If I could give a piece of advice to someone going through a similar struggle, it would be to open up. Use your voice. Tell people what you’re facing. Get yourself the accommodations you need and deserve. I know it’s hard, trust me, I do. It’s a lot easier to give advice than to take it.

When it gets really hard for you, think of what you would tell someone you love if they were going through exactly what you’re going through. Imagine your best friend or your little sibling telling you what they’re dealing with – now imagine what you would say to them. Try to take your own advice. You know what to do, it’s just especially difficult when you’re trying to help yourself. Speak up. Find your voice. Do not hide the way I do underneath my backwards hat. I am working on taking my advice, and that’s the best thing I can do right now – so I am proud of that.
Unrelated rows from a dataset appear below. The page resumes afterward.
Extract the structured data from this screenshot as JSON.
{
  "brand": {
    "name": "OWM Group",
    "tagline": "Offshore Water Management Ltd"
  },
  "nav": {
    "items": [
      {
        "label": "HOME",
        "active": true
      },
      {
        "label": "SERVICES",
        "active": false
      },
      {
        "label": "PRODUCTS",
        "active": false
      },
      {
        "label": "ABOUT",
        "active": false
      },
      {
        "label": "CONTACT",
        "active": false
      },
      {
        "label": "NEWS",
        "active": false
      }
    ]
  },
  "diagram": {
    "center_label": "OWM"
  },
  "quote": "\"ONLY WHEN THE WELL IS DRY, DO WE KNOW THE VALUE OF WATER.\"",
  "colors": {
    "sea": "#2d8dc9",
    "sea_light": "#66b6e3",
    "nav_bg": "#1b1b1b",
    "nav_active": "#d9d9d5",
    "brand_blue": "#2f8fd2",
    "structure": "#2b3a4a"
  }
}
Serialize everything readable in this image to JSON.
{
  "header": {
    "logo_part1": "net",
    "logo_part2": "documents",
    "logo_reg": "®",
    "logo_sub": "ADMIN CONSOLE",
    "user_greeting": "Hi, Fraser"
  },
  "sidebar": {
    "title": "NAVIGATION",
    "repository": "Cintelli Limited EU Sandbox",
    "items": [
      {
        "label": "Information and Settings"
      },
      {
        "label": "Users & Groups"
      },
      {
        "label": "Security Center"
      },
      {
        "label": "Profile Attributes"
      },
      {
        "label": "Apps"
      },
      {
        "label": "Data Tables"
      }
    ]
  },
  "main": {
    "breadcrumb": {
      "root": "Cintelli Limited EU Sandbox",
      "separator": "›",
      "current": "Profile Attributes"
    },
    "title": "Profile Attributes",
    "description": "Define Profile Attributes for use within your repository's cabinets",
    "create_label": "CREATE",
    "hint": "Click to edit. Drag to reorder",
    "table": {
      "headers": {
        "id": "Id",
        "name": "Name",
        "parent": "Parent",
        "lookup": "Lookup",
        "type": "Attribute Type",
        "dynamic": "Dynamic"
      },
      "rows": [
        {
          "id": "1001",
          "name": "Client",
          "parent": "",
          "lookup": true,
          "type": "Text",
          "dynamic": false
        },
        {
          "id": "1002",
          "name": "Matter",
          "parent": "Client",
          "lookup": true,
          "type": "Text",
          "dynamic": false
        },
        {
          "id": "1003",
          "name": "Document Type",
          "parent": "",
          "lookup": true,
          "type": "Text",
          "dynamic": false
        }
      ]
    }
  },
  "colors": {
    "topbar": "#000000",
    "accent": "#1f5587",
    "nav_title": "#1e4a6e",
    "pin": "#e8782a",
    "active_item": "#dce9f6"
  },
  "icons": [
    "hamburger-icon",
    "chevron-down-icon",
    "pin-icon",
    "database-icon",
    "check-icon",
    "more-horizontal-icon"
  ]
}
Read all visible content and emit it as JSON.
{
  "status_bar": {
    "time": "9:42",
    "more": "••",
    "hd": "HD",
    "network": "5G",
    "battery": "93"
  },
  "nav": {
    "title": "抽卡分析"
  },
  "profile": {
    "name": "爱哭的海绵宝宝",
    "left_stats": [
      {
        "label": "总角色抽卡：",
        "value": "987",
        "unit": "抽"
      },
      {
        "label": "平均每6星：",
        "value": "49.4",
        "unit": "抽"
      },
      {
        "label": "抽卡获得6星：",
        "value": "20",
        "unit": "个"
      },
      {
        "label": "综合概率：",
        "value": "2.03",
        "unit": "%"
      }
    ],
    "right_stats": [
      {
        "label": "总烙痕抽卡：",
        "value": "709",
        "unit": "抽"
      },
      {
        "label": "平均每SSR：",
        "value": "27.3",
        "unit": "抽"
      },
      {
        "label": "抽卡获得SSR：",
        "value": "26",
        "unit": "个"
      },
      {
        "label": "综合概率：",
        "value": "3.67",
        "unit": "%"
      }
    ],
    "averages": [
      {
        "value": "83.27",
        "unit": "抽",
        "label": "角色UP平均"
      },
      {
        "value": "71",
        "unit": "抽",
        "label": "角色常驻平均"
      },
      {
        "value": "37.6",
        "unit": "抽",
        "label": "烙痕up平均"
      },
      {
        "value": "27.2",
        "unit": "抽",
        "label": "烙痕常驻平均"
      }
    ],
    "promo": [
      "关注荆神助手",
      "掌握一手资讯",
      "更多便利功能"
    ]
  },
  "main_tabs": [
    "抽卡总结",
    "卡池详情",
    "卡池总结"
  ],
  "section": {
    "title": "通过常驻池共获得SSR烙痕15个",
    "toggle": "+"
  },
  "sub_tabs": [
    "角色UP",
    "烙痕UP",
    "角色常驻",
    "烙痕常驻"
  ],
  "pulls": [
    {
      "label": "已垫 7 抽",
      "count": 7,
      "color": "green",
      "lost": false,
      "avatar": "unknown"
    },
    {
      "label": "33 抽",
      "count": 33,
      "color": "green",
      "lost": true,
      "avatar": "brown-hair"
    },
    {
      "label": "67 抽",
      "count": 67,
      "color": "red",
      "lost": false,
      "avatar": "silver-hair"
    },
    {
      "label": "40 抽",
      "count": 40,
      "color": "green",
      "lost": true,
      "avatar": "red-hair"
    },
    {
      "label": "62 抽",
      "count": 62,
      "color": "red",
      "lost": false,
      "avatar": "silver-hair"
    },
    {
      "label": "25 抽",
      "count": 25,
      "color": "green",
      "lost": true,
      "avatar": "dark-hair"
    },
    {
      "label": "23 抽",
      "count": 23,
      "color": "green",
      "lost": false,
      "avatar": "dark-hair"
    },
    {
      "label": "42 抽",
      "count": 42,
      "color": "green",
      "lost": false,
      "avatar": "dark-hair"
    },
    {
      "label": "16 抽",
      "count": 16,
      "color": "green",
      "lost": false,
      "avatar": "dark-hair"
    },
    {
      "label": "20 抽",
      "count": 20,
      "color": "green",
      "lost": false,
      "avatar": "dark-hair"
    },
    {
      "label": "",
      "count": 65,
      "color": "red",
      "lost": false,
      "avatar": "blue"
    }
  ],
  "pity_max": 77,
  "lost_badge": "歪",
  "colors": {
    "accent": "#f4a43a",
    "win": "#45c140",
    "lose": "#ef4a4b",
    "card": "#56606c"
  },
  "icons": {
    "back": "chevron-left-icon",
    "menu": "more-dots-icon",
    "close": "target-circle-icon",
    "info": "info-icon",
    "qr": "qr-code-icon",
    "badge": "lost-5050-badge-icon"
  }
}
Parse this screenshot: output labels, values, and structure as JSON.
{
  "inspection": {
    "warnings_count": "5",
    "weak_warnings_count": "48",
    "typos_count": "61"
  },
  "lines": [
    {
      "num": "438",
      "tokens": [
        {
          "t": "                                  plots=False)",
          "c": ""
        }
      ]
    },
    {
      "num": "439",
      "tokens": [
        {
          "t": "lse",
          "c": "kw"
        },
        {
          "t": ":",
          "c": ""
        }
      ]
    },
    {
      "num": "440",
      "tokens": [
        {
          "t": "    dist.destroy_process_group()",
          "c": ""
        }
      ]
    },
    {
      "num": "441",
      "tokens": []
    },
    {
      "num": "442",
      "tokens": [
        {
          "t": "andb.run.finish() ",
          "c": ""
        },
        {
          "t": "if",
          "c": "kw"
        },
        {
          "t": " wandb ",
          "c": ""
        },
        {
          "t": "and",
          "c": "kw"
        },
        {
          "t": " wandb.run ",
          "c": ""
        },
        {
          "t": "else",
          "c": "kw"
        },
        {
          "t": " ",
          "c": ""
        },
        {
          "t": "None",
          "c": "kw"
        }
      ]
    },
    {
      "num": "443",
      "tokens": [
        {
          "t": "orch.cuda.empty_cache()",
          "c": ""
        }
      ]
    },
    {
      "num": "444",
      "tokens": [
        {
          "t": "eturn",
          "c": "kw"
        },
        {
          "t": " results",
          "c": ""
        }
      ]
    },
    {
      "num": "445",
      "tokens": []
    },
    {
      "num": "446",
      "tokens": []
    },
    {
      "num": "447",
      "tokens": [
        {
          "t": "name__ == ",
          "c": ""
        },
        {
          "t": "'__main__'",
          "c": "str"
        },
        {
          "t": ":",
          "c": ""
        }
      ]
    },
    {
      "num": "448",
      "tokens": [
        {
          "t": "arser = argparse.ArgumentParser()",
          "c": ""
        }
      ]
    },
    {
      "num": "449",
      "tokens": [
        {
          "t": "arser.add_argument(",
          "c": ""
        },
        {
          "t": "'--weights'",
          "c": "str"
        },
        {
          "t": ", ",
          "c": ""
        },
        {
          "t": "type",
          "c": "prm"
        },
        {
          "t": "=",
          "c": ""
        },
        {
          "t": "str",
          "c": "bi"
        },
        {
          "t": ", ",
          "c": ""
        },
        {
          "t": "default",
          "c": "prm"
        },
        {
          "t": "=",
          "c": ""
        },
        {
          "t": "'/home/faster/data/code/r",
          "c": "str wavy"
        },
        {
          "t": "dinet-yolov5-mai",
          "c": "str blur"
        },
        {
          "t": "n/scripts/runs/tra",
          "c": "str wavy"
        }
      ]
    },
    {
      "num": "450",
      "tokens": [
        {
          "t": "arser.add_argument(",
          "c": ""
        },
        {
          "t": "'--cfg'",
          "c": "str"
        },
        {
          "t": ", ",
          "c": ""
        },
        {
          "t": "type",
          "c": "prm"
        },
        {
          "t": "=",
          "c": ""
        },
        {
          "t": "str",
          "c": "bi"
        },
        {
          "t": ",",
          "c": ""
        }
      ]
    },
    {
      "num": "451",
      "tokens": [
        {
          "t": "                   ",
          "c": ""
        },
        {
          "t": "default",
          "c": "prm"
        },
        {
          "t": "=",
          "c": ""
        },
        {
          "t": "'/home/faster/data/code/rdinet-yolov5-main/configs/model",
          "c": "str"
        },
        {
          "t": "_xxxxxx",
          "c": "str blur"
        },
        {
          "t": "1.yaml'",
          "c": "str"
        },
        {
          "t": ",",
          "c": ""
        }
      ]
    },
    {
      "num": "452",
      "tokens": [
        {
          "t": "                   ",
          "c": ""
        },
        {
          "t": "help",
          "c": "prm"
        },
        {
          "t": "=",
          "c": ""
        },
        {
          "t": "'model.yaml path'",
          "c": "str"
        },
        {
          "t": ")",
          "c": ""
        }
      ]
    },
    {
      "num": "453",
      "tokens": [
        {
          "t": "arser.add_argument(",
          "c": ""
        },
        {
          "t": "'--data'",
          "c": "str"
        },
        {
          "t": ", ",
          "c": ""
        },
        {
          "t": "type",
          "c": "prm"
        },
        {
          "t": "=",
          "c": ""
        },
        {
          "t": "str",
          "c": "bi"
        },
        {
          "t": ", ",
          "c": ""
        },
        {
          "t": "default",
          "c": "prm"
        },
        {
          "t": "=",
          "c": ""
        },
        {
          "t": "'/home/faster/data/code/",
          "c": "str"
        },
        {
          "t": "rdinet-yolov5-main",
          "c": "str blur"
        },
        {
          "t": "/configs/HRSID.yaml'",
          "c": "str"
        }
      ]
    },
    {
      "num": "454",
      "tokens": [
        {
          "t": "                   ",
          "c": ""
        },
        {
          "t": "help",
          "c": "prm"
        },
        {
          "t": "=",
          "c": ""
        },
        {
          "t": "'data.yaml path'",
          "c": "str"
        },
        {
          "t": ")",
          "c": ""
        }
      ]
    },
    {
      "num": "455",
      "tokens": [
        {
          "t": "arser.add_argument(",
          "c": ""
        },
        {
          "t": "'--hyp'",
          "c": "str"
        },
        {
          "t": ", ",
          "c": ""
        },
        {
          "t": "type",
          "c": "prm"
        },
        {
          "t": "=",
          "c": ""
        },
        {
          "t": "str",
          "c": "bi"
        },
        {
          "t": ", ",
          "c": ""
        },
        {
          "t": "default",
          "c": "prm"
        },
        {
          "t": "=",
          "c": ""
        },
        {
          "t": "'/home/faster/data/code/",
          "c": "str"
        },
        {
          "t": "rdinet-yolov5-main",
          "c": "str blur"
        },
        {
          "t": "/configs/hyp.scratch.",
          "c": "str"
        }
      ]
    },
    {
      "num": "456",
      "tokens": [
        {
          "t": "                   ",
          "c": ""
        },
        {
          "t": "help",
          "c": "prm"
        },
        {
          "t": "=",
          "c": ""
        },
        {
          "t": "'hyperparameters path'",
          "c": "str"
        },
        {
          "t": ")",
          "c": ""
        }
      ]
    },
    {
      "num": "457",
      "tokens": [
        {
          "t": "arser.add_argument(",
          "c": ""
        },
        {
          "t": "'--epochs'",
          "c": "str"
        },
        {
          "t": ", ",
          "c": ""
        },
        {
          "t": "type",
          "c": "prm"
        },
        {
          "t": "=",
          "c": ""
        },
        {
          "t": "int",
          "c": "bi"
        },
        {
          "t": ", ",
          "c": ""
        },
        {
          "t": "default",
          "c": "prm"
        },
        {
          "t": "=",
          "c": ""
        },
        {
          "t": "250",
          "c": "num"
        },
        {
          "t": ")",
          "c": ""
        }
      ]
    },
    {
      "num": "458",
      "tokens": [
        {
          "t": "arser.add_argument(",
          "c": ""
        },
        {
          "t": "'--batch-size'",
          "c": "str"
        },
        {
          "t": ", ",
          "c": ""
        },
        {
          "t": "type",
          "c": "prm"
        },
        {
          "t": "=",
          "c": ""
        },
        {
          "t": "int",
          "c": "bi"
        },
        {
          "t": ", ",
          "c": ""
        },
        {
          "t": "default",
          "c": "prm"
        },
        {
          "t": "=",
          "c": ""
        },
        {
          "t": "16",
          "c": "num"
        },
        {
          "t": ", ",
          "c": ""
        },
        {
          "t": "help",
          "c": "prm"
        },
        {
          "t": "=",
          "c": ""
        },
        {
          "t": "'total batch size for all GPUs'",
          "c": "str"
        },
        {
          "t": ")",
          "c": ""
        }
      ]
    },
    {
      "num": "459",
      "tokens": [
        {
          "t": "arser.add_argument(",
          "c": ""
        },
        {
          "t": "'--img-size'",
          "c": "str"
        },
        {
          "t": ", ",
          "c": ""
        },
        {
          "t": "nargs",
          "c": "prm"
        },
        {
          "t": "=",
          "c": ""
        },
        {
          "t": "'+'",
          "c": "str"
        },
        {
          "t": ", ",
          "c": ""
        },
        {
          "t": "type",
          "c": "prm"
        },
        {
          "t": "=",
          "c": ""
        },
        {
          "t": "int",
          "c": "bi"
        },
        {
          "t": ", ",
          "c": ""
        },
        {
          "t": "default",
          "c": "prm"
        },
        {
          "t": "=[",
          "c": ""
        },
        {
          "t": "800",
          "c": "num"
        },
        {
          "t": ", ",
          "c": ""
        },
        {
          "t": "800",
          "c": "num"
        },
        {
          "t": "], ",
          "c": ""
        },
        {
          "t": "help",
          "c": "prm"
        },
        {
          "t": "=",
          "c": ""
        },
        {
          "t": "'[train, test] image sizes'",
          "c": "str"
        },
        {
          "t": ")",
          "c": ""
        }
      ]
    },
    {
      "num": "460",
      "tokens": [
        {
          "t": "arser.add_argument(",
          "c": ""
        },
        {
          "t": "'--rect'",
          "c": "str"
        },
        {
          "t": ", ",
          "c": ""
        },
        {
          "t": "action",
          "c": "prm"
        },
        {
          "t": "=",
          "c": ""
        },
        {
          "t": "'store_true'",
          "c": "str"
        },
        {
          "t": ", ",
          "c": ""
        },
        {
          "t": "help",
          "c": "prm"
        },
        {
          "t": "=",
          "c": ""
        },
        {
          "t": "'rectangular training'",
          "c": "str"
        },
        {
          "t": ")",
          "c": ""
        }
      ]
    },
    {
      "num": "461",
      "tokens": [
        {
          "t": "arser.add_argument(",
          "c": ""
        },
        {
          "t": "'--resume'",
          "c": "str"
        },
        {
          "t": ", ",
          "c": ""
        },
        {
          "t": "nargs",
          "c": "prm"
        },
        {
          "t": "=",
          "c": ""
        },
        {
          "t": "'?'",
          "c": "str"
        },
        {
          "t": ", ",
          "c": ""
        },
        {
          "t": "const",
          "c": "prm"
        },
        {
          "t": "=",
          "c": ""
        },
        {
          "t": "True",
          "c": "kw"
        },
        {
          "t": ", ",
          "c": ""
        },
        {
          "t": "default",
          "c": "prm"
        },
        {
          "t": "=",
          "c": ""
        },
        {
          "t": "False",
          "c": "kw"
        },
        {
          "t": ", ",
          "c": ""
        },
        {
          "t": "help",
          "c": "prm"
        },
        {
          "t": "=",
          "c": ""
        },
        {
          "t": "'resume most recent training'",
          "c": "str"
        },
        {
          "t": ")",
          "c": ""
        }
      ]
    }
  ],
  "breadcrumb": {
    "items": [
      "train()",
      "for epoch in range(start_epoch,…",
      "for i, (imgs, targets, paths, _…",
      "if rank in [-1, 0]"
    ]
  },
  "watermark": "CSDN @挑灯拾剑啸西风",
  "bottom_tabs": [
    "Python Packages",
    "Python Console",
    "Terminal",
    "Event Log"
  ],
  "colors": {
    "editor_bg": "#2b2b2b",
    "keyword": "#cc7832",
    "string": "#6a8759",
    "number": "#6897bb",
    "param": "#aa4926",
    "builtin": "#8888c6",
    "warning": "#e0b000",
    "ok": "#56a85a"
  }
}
Like I said earlier, I’m not proud of much, but as I write this blog post, I am proud that I am getting ready to open up to more people, to vocalize my struggles and to wear hats because I want to – not because I feel I need to. In my opinion, more and more open conversation is the pathway to erasing the stigma.


Gabrielle Hickey is a 20-year-old declared genius (by loved ones) from Long Island, New York. She studies nursing at Rutgers University. Gabby lives with Trichotillomania, and is a pro at: anxiety, existential crises, art therapy, alternative medicine, writing, and helping friends in need.